Is that what we're talking about here in those two, Mr. Ripley?
The short form is yes: The difference is between the individual and the program. Again, I think the intention is not to deny the fact that these services are used in a variety of ways. That is what makes them so challenging to deal with from a regulatory perspective. The question that this committee is grappling with is where the appropriate line is, in terms of ensuring that they make a meaningful contribution to the broadcasting system while also recognizing that lots of people post different kinds of content to these services that isn't really cultural content in the purest sense of the word.
Again, I don't want to underplay the work that the CRTC will have to do in giving that effect, but it's also why I would highlight that it's important that it be done in consultation with the folks this is going to impact. It's important that creators have their say in that. It's important—to your point, Mr. Shields—that social media services have their say in that as well, in terms of actually bringing forward a regime that, if the discoverability power remains in it, will work for everybody at the end of the day.

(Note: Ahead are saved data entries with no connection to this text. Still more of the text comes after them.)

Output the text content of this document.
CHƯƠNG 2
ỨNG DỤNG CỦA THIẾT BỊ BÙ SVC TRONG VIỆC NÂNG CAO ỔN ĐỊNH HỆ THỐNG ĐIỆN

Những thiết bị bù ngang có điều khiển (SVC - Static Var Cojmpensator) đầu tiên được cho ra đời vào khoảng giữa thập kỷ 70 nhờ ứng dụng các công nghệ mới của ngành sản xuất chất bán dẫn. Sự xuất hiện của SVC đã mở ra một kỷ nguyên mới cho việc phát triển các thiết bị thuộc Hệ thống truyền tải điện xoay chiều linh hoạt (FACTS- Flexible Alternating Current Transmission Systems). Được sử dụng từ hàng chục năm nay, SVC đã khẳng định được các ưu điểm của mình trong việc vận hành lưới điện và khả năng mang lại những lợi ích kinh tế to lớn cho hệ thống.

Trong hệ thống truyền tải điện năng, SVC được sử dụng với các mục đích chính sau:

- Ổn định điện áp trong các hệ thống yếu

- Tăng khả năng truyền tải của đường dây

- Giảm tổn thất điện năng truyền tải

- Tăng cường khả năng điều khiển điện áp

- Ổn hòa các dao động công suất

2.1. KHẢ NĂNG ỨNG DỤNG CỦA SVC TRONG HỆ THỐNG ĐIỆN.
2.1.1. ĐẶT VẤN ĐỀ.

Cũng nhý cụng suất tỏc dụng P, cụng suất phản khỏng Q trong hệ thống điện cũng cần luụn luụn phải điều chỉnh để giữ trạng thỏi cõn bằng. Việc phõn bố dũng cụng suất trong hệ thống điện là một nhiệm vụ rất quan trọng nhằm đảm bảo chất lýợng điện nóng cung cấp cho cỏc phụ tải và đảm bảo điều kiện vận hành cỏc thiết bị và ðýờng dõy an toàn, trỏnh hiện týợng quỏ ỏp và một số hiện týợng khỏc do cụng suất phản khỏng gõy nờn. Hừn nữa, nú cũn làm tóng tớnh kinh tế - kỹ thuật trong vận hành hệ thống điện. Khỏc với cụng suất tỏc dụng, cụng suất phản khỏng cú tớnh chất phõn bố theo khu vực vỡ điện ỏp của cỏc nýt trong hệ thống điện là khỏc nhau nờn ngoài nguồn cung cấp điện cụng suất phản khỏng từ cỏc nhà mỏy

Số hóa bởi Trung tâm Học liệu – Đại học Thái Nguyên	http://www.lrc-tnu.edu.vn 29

Right. I would probably term it “culture”, in the sense that if you're doing a photographic exposé of beluga whales as content, or you're a Canadian doing one on the penguins in South Africa, it can be very cultural in that sense. That's what I was referring to.
I find our discussion very worthwhile. That said, I would like to put the facts in context and make it clear that we aren't talking about individual or user content, but about the broadcasting activities of companies that also run social media.
In my view, when defining social media, the CRTC will have no trouble clearly defining a social media activity as a platform where users post content for other users. These activities are already specified in a few places in the bill. I don't think that the CRTC will have any trouble defining the social media activity on a platform that provides social media services as well as the broadcasting activities on the same platforms.
Whether we're talking about creators, content or programs, discoverability refers to the responsibility of companies that run social media services in which they engage in broadcasting activities. In this respect, the idea here is simply to ensure that the act applies to companies that engage in these specific activities, not to regulate the activities of users who share content with other users.
I find it hard to understand why the term “creators” is used. Everywhere else, broadcasters are being asked to promote Canadian content or Canadian programs and to enhance their visibility and discoverability. We aren't talking about the discoverability of the creators themselves, but the discoverability of the content. That was my concern.
I particularly wanted to draw my colleagues' attention to the component that this subamendment seeks to frame. That's the point that I wanted to make.
Mr. Ripley, as we move forward, new questions come to mind. I'm sorry for dragging out the discussion, Mr. Champoux, but I find that I'm learning almost more today than I've learned since the start of this study.
If we don't pass Mr. Champoux's subamendment and we go back to the government's original amendment, which talks about “the discoverability of Canadian creators of programs,” we won't know what constitutes a Canadian creator. It could be anyone. As you confirmed, Mr. Ripley, it isn't defined. The CRTC will have to define it. There's no mention of professional Canadian creators, for example. If need be, I could create my own program on social media. I'm thinking of a young Quebecker who created his own program, 7 jours sur Terre, and who is followed by thousands of people. He even has his own subscription system. This has become a side gig for him, or maybe it's his main job. I have no idea. Thousands of people follow him in real time.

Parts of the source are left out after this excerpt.